ALGONQUIN – Prompted about silhouette art, the average person might envision one person tracing the shadow of another.
But the more pure version of the art is created with a pair of scissors and special silhouette paper, simply by gazing at a subject while snipping. It’s a rare form, and one Cindi Rose has become an expert on in her 40 years performing the craft.
Rose, who is considered one of the best silhouette artists in the world, was at Learning Express Toys of Algonquin Thursday as a part of a week-long string of appearances in the area.
“Real silhouette art is empowering, whereas tracing is the opposite,” Rose said. “We’re using the light of the person, not the dark of a person.”
Rose takes about a minute to complete each silhouette, maintaining that each isn’t as effortless as it seems. Holding the silhouette paper up so the subject’s view is behind it, Rose’s fingers move fast, seemingly snipping at random until she rounds off the back of the head and the profile comes into view.
The trick, she said, is keeping everything in proportion. As a portrait artist might hold up her thumb to assess the size of a section of the painting, Rose uses her scissors as a gauge of the proportions of facial features, taking quick pauses for assessment while cutting.
And if the subject is a young child – as was predominately the case Thursday – Rose does it all while talking to the kids, keeping them occupied and looking forward long enough to get a view of their profile while cutting.
Rose, who estimates there are no more than a couple dozen silhouette artists in the world, believes her work is among the best. She prides herself on creating a “modern yet classic” feel.
“This kind of detail, you would not get from another artist,” Rose said.
Melissa Schock of Lake in the Hills was at Learning Express Thursday with her three boys – Ethen, 8, Colin, 6, and Logan, 5 months.
“(We wanted) to capture their little faces, because of course we want to keep them young,” Melissa said. “And it’s my husband’s birthday, and this is what he wanted.”
“Mine looks exactly like me,” Ethen added as Rose finished pasting the silhouettes onto card stock to be framed.
Leane Wire, of Crystal Lake, took her two girls to have their silhouettes done in part because she knew how much the silhouette of her mother – who came along – has meant to their family.
“One of those things passed down through the generations that I think is missing now with technology,” Wire said.
During her stay in the area, Rose also made appearances at the Countryside, Glen Ellyn and Geneva Learning Express stores.

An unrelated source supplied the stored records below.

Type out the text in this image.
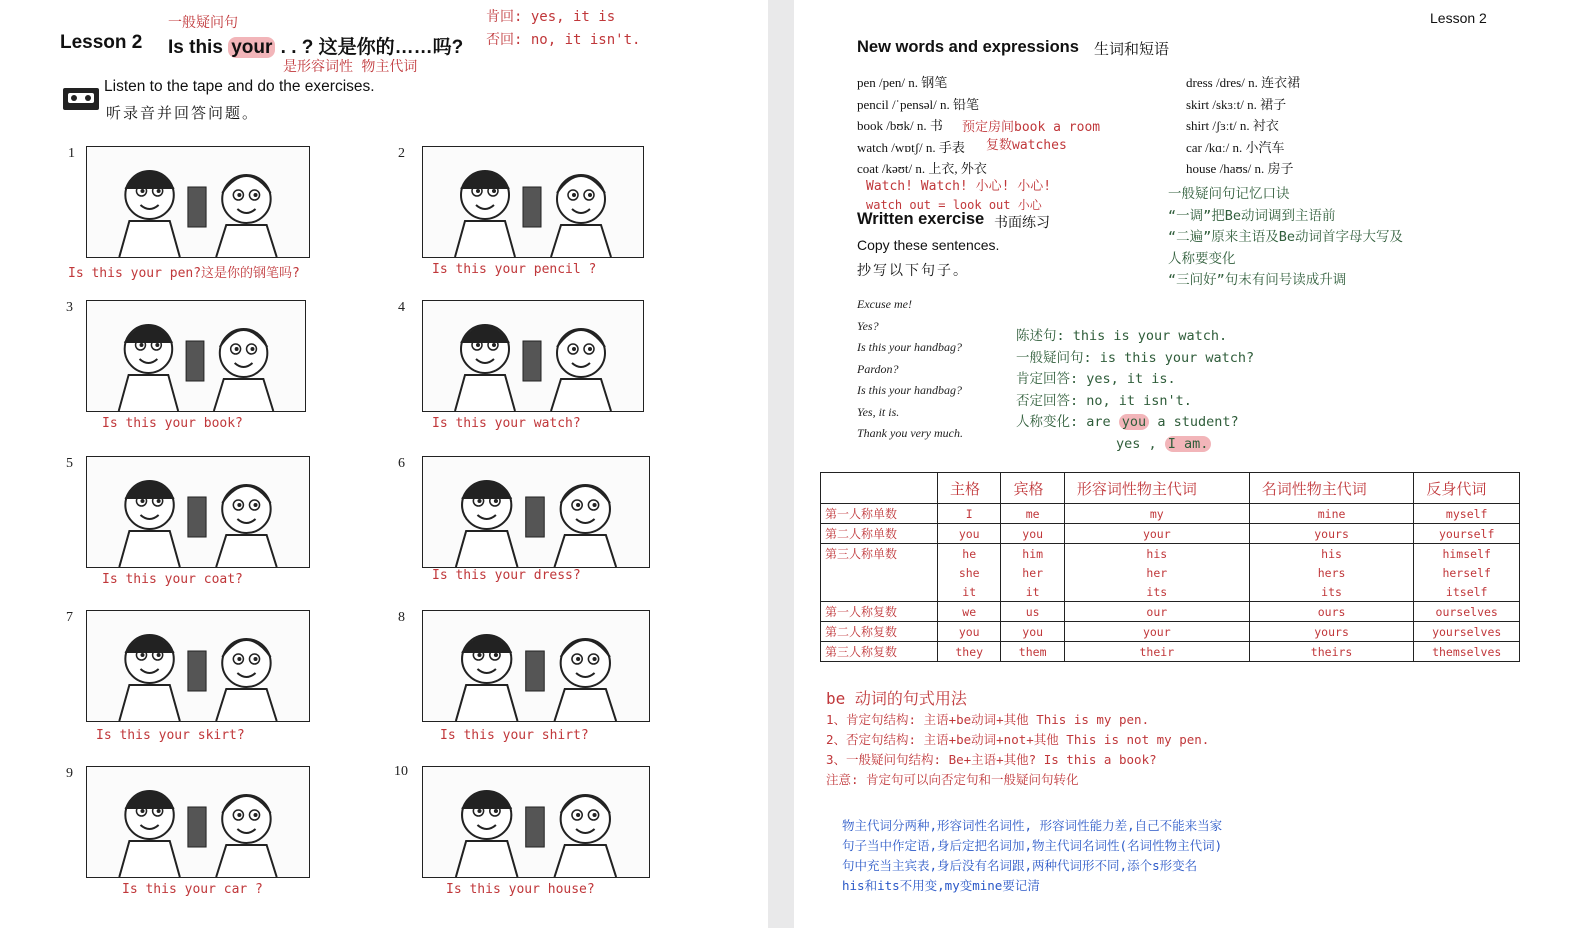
Lesson 2 Is this your . . ? 这是你的……吗?
一般疑问句
是形容词性 物主代词
肯回: yes, it is
否回: no, it isn't.
Listen to the tape and do the exercises.
听录音并回答问题。
1
Is this your pen?这是你的钢笔吗?
2
Is this your pencil ?
3
Is this your book?
4
Is this your watch?
5
Is this your coat?
6
Is this your dress?
7
Is this your skirt?
8
Is this your shirt?
9
Is this your car ?
10
Is this your house?
Lesson 2
New words and expressions 生词和短语
pen /pen/ n. 钢笔
pencil /ˈpensəl/ n. 铅笔
book /bʊk/ n. 书
watch /wɒtʃ/ n. 手表
coat /kəʊt/ n. 上衣, 外衣
dress /dres/ n. 连衣裙
skirt /skɜːt/ n. 裙子
shirt /ʃɜːt/ n. 衬衣
car /kɑː/ n. 小汽车
house /haʊs/ n. 房子
预定房间book a room
复数watches
Watch! Watch! 小心! 小心!
watch out = look out 小心
Written exercise 书面练习
Copy these sentences.
抄写以下句子。
Excuse me!
Yes?
Is this your handbag?
Pardon?
Is this your handbag?
Yes, it is.
Thank you very much.
一般疑问句记忆口诀
“一调”把Be动词调到主语前
“二遍”原来主语及Be动词首字母大写及
人称要变化
“三问好”句末有问号读成升调
陈述句: this is your watch.
一般疑问句: is this your watch?
肯定回答: yes, it is.
否定回答: no, it isn't.
人称变化: are you a student?
yes , I am.
	主格	宾格	形容词性物主代词	名词性物主代词	反身代词
第一人称单数	I	me	my	mine	myself
第二人称单数	you	you	your	yours	yourself
第三人称单数	he	him	his	his	himself
	she	her	her	hers	herself
	it	it	its	its	itself
第一人称复数	we	us	our	ours	ourselves
第二人称复数	you	you	your	yours	yourselves
第三人称复数	they	them	their	theirs	themselves
be 动词的句式用法
1、肯定句结构: 主语+be动词+其他 This is my pen.
2、否定句结构: 主语+be动词+not+其他 This is not my pen.
3、一般疑问句结构: Be+主语+其他? Is this a book?
注意: 肯定句可以向否定句和一般疑问句转化
物主代词分两种,形容词性名词性, 形容词性能力差,自己不能来当家
句子当中作定语,身后定把名词加,物主代词名词性(名词性物主代词)
句中充当主宾表,身后没有名词跟,两种代词形不同,添个s形变名
his和its不用变,my变mine要记清
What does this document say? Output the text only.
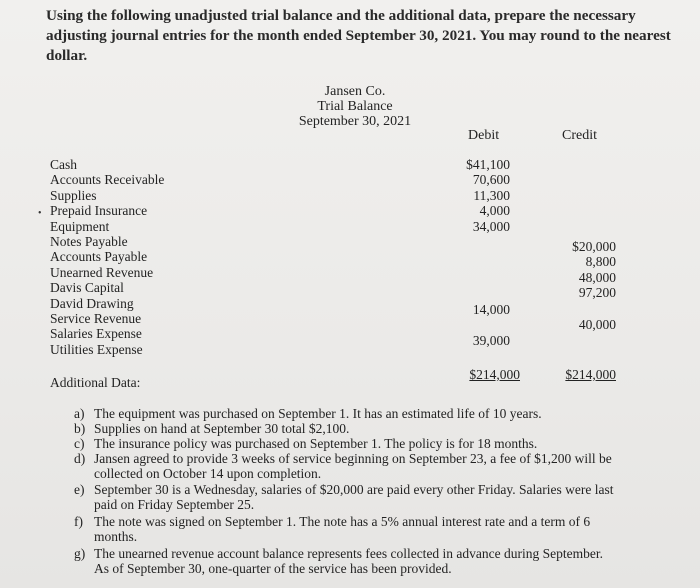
Using the following unadjusted trial balance and the additional data, prepare the necessary adjusting journal entries for the month ended September 30, 2021. You may round to the nearest dollar.
Jansen Co.
Trial Balance
September 30, 2021
Debit	Credit
•
Cash
Accounts Receivable
Supplies
Prepaid Insurance
Equipment
Notes Payable
Accounts Payable
Unearned Revenue
Davis Capital
David Drawing
Service Revenue
Salaries Expense
Utilities Expense
$41,100
70,600
11,300
4,000
34,000
14,000
39,000
$20,000
8,800
48,000
97,200
40,000
$214,000	$214,000
Additional Data:
a) The equipment was purchased on September 1. It has an estimated life of 10 years.
b) Supplies on hand at September 30 total $2,100.
c) The insurance policy was purchased on September 1. The policy is for 18 months.
d) Jansen agreed to provide 3 weeks of service beginning on September 23, a fee of $1,200 will be collected on October 14 upon completion.
e) September 30 is a Wednesday, salaries of $20,000 are paid every other Friday. Salaries were last paid on Friday September 25.
f) The note was signed on September 1. The note has a 5% annual interest rate and a term of 6 months.
g) The unearned revenue account balance represents fees collected in advance during September. As of September 30, one-quarter of the service has been provided.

Learning Express focuses on educational toys for children, with a selection ranging from wiffle ball bats to electronic games to books.
“We try to stick with the high quality and we try to be as competitive as possible in price,” said John Flanagan, owner of the Algonquin and Geneva locations.
Opened in August, 2008, Algonquin’s Learning Express has faced set backs with a down economy and the opening of Toys “R” Us in 2009.
The store periodically holds special events like crafts day, and jumped on the opportunity to host Rose.
“It’s interesting to watch because the way she cuts, and how quickly she does it and how accurately – it’s pretty amazing,” Flanagan said.